Demands for transparency are bumping up against laws that enable companies to keep sensitive information secret, as local governments in Florida forge partnerships with ride-booking giant Uber Technologies, Inc.

Officials say the partnerships are saving taxpayer dollars and benefitting residents. But guidelines are blurry for what local governments can reveal about services provided through the programs—even when it comes to basic metrics like costs and the number of users.

At least one agency in Florida, the Pinellas Suncoast Transit Authority, said it would require a review by their legal staff, and consulting with Uber, to decide whether invoices showing how much the agency pays the company each month could be shared with the public.

“You can make a public records request for the document but as per our contract, we have to send it to Uber first and they can redact out the information that falls under their trade secret,” Ashlie Handy, a spokesperson for the authority, said by email last week.

“The invoices all say 'trade secret' right on them,” she added.

Waiting for Legal Clarity

Frank Martz, is the city manager in Altamonte Springs, Florida, where a local government program subsidizing Uber rides is in place. His jurisdiction, located north of Orlando, takes the position that bills from the company can be shared with taxpayers and others.
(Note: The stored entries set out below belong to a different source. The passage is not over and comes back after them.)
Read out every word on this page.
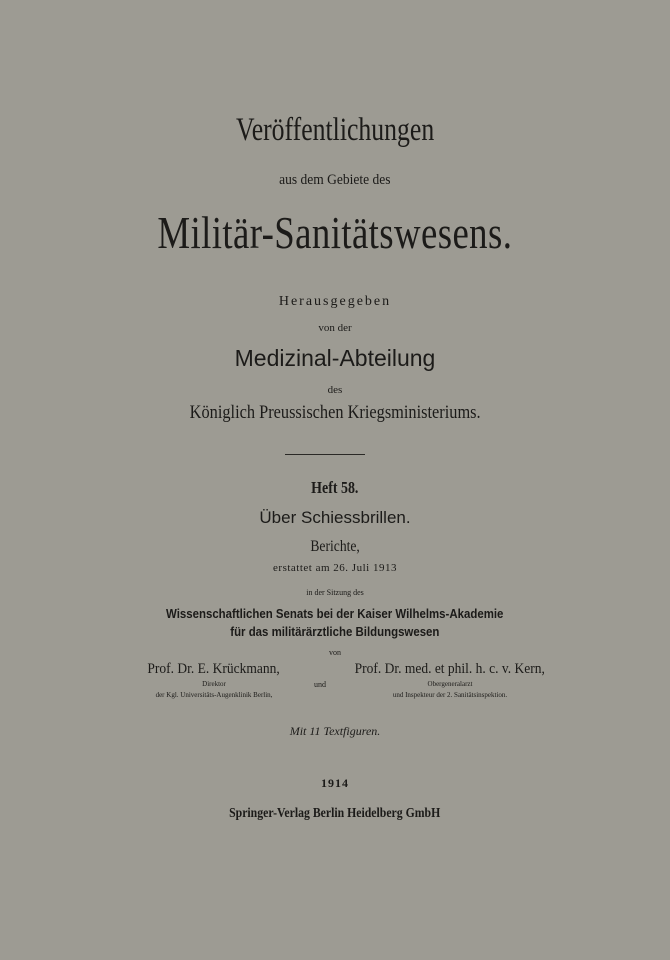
Veröffentlichungen
aus dem Gebiete des
Militär-Sanitätswesens.
Herausgegeben
von der
Medizinal-Abteilung
des
Königlich Preussischen Kriegsministeriums.
Heft 58.
Über Schiessbrillen.
Berichte,
erstattet am 26. Juli 1913
in der Sitzung des
Wissenschaftlichen Senats bei der Kaiser Wilhelms-Akademie
für das militärärztliche Bildungswesen
von
Prof. Dr. E. Krückmann,
Direktor
der Kgl. Universitäts-Augenklinik Berlin,
und
Prof. Dr. med. et phil. h. c. v. Kern,
Obergeneralarzt
und Inspekteur der 2. Sanitätsinspektion.
Mit 11 Textfiguren.
1914
Springer-Verlag Berlin Heidelberg GmbH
“We believe the invoices are public record,” he said.

But the same is not true for data reports the company sends to the city. Information like the number of rides provided through the subsidized program remains under wraps. Martz said a records request for the reports would return mostly redacted documents.
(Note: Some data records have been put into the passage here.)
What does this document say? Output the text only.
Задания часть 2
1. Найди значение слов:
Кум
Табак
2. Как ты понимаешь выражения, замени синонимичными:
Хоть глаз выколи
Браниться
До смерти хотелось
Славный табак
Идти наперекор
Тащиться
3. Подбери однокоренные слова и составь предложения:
He stressed that Altamonte Springs is not opposed to releasing information in the reports. But the city would not do so, he said, until there is a court ruling, or a state statute, which makes clear it would not be a violation of Florida laws protecting commercial trade secrets.

“The data will be released as soon as the Legislature, or a judge, clarifies that we can release it,” he said.

For now, it’s not known exactly how much the city’s partnership with Uber is costing, because the company does not plan to submit an invoice until the pilot program ends in July.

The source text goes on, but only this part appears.